CDOCS a SPEAR Company

CEREC SCREW-RETAINED IMPLANT PROVISIONALS

Contributed by Dr. Farhad Boltchi

There has been some discussion recently on how to fabricate screw-retained implant provisionals. Obviously there are several different ways to do this and hopefully in the near future we will have a TelioCad or Lava Ultimate or Enamic mesoblock, which will make this process easier. In the meantime I am posting below the 2 methods that I use in my office:

1.) Glidewell Biotemp: Using a Glidewell scanbody to scan with the Cerec, upload to Glidewell via Connect for a screw-retained Biotemp (slides below). Very quick and efficient method and very cost effective ($76 for Biotemp including shipping + $15 for scanbody, which can be re-used).

Problem is that Glidewell's quality is very inconsistent. In the slide below you can see 3 consecutive Glidewell temps.
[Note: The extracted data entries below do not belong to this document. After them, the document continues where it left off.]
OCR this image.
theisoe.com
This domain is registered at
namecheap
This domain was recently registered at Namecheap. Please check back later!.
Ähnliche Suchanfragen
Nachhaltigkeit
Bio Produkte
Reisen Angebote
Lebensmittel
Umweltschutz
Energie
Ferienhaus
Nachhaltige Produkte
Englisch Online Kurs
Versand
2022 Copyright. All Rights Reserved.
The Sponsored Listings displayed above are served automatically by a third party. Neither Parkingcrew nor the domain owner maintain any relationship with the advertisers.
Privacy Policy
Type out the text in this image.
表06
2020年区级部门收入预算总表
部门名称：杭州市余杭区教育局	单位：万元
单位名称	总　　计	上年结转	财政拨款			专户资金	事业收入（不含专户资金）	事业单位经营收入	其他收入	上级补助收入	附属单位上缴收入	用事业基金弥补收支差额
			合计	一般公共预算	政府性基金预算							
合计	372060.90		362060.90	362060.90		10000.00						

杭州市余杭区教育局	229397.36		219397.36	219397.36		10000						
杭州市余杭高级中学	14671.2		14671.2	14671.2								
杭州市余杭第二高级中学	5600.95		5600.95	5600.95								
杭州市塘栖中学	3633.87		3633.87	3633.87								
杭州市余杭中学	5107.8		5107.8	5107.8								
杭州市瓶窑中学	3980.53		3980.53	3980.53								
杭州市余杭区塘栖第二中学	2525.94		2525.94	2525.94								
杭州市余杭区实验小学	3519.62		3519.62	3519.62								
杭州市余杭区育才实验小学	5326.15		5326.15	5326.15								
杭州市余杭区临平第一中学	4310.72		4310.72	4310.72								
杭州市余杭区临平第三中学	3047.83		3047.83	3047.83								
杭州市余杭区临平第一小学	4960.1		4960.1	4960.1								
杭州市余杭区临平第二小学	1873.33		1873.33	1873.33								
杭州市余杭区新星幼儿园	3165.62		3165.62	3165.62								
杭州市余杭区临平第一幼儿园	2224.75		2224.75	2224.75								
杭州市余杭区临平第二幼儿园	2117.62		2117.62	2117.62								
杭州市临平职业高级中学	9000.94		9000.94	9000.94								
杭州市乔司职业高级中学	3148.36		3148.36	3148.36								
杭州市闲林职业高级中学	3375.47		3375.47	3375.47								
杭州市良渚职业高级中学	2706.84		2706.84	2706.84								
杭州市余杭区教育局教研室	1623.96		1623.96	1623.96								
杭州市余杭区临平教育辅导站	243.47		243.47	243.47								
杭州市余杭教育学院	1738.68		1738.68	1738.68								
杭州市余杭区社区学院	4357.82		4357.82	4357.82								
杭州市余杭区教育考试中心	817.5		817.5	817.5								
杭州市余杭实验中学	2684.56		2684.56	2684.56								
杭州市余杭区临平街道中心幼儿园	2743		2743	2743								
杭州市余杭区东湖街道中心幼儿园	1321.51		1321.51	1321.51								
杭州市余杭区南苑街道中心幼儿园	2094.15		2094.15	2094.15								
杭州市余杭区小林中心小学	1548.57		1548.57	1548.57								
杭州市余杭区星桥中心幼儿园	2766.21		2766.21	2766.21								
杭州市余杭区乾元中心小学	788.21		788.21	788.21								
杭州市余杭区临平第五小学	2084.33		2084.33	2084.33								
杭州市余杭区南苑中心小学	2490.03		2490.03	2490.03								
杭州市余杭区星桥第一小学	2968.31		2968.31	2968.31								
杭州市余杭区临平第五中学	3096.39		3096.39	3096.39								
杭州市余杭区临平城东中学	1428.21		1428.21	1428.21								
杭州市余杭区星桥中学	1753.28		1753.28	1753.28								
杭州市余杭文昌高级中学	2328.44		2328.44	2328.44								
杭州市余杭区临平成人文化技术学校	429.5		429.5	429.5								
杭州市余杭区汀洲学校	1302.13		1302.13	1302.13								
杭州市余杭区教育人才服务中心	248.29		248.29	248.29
The first one is undercontoured, the second one is overcontoured, and the third one is the correct contour.

Another problem is that the Glidewell Tibase has one flat side but not any retentive elements and so there can be a debond between the temp and the tibase, especially if Glidewell uses their 3mm tibase instead of their 6mm tibase (which they sometimes do for no rhyme or reason). In the slide you can see a comparison between the Glidewell tibase and a retentive Straumann temporary abutment/tibase.

2.) My preferred method is to fabricate the temp indirectly after an implant-level impression. This method is more labor intensive but is also more predictable in terms of contours and soft tissue development: Implant level impression, lab wax-up with ideal contours on implant model, scan wax-up as Biocopy, scan retentive temporary abutment on model and mill Lava Ultimate temp, bond to temporary abutment for screw-retained temp.

The beauty of this method is that the ideal contours of the wax-up serve as the guide for the screw-retained temp, the abutment, and the final restoration, which all follow the same contours. The wax-up gets scanned in once as a BioCopy and that is used in the design and fabrication of all restorative components. The soft tissue gets developed ideally and the abutment and final restoration follow that contour and fall into place perfectly without any releasing incisions, etc. (see the second case below).